The lawyer had carefully gathered all the necessary links of evidence, and was prepared to bring suit against Cuthbert Laurance for desertion and bigamy; assuring the long-suffering wife that her name and life would be nobly vindicated.
Within his letter was one addressed to Mrs. Orme by Peleg Peterson, and a portion of the scrawl was heavily underlined.
"For all that I have revealed to Mr. Palma and solemnly sworn to, for this clearing of your reputation, you may thank your child. But for her, I should never have declared the truth—would have gone down to the grave, leaving a blot upon you; for my conscience is too dead to trouble me, and I hate you, Minnie! Hate you for the wreck you helped to make of me. But that girl's white angel face touched me, when she said (and I knew she meant it), 'If I find from mother that you are indeed my father, then I will do my duty. I will take your hand—I will own you my father—face the world's contempt, and we will bear our disgrace together as best me may.' She would have done it, at all risk, and I have pitied her. It is so clear her, and give her the name she is entitled to, that at last I have spoken the truth. She is a noble brave girl, too good for you, too good for her father; far too good to own René Laurance for her grandfather. When he sees the child he paid me to claim, he will not need my oath to satisfy him that in body she is every inch a Laurance; but where she got her white soul God only knows—certainly it is neither Merle nor Laurance. You owe your salvation to your sweet, brave child, and have no cause to thank me, for I shall always hate you."
Had some ministering angel removed from her hand the hemlock of that loathsome vengeance she had contemplated, and substituted the nectar of hope and joy, the renewal of a life unclouded by the dread of disgrace that had hung over her like a pall for seventeen years?
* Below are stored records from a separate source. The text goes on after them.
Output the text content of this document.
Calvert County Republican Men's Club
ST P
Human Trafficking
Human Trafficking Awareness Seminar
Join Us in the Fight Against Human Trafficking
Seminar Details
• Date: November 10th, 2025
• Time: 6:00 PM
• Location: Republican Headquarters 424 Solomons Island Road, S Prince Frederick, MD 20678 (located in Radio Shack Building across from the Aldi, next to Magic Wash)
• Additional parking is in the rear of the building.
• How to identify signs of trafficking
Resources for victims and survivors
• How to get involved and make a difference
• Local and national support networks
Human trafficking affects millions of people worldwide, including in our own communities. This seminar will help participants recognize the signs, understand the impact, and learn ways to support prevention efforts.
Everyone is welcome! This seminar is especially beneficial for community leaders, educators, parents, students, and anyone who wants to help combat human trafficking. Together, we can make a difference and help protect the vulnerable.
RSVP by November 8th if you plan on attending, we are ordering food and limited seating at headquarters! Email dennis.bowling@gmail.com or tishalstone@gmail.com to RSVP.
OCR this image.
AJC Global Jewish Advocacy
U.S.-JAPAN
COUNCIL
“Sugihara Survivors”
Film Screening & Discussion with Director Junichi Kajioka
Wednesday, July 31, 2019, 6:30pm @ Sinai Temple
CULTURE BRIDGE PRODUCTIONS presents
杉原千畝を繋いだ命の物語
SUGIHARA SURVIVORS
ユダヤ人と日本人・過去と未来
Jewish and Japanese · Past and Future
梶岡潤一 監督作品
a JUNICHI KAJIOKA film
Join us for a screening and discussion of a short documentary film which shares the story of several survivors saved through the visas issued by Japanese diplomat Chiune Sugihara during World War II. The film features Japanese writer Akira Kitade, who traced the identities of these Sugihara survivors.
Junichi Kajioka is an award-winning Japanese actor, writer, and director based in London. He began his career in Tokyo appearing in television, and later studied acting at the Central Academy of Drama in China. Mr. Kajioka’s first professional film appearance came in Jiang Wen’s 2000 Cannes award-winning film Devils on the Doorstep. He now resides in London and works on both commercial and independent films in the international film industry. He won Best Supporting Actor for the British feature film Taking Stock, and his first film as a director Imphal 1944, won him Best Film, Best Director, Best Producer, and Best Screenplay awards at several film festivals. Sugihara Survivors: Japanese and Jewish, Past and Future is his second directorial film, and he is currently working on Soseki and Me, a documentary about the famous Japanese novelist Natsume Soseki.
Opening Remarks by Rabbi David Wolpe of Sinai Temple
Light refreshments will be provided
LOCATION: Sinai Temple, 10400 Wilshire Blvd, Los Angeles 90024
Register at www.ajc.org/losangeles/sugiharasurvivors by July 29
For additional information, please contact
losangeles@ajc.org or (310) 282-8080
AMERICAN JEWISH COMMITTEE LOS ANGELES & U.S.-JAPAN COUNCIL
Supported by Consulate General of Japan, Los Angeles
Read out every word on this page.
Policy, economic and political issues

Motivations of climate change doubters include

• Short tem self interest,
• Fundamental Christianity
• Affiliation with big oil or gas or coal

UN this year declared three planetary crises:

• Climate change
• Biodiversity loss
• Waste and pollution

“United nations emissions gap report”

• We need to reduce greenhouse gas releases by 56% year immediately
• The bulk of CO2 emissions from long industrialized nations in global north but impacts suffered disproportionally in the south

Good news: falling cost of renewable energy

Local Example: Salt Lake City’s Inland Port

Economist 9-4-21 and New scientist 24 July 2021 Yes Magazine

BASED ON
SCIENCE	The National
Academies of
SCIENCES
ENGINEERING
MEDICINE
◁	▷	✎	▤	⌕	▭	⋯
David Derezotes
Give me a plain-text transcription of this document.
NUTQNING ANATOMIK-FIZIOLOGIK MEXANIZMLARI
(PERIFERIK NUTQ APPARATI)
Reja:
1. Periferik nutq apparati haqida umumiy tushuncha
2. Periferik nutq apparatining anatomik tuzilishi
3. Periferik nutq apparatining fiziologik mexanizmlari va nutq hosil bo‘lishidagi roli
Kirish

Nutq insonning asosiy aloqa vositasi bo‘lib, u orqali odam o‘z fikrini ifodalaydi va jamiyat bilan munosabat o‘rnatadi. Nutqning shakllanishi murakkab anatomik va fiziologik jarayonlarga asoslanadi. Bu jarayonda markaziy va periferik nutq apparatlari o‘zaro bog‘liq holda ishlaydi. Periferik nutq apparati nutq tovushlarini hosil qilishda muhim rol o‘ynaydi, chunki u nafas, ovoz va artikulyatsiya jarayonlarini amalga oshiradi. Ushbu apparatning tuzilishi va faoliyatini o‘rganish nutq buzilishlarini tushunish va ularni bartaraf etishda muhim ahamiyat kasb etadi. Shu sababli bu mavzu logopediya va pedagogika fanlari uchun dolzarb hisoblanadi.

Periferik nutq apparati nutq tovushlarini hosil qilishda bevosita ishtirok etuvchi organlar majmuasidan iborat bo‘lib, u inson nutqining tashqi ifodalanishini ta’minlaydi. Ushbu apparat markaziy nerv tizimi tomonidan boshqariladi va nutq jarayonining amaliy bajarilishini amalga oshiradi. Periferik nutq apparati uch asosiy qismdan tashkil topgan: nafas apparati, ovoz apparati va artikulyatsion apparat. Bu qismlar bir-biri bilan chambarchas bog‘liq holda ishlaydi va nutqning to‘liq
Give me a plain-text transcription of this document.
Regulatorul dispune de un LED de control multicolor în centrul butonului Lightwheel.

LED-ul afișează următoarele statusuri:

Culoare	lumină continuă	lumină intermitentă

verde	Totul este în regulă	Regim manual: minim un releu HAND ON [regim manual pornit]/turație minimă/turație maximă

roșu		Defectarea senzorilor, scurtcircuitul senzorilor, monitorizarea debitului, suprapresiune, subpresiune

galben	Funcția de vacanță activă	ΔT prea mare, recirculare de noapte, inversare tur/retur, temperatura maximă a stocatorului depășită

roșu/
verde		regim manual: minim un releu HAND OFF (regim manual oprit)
When gathering her garments about her to plunge into a dark gulf replete with seething horror, a strong hand had lifted her away from the fatal ledge, and she heard the voice of her youth calling her to the almost forgotten vale of peace; while supreme among the thronging visions of joy gleamed the fair face of her blue-eyed daughter. Had she been utterly mad in resolving to stain her own pure hand by the touch of René Laurance?
In the light of retrospection the unnatural and monstrous deed she had contemplated, seemed fraught with a horror scarcely inferior to that which lends such lurid lustre to the "Oedipus;" and now she cowered in shame and loathing as she reflected upon all that she had deliberately arranged while sitting upon the terrace of the Villa Reale. Could the unbridled thirst for revenge have dragged her on into a monomania that would finally have ended in downright madness? Once nominally the wife of the man whom she so thoroughly abhorred, would not reason have fled before the horrors to which she linked herself? The rebellious bitterness of her soul melted away, and a fervent gratitude to Heaven fell like dew upon her arid stony heart, waking words of penitence and praise to which her lips had long been strangers.
Adversity in the guise of human injustice and wrong generally indurates and embitters; and the chastisements that chasten are those which come directly from the hand of Him "who doeth all things well."
When Mrs. Waul came back Mrs. Orme was still kneeling, with her face hidden in her arms, and the letters lying beside her. Laying her wrinkled hand on the golden hair, the faithful old woman asked:
"Did you hear from your baby?"
"Oh! I have good news that will make me happy as long as I live. I shall soon see my child; and soon, very soon, all will be clear. Just now I cannot explain; but thank God for me that these letters came safely."
She rose, put back her hair, and rapidly glanced over two other letters, then walked to and fro, pondering the contents.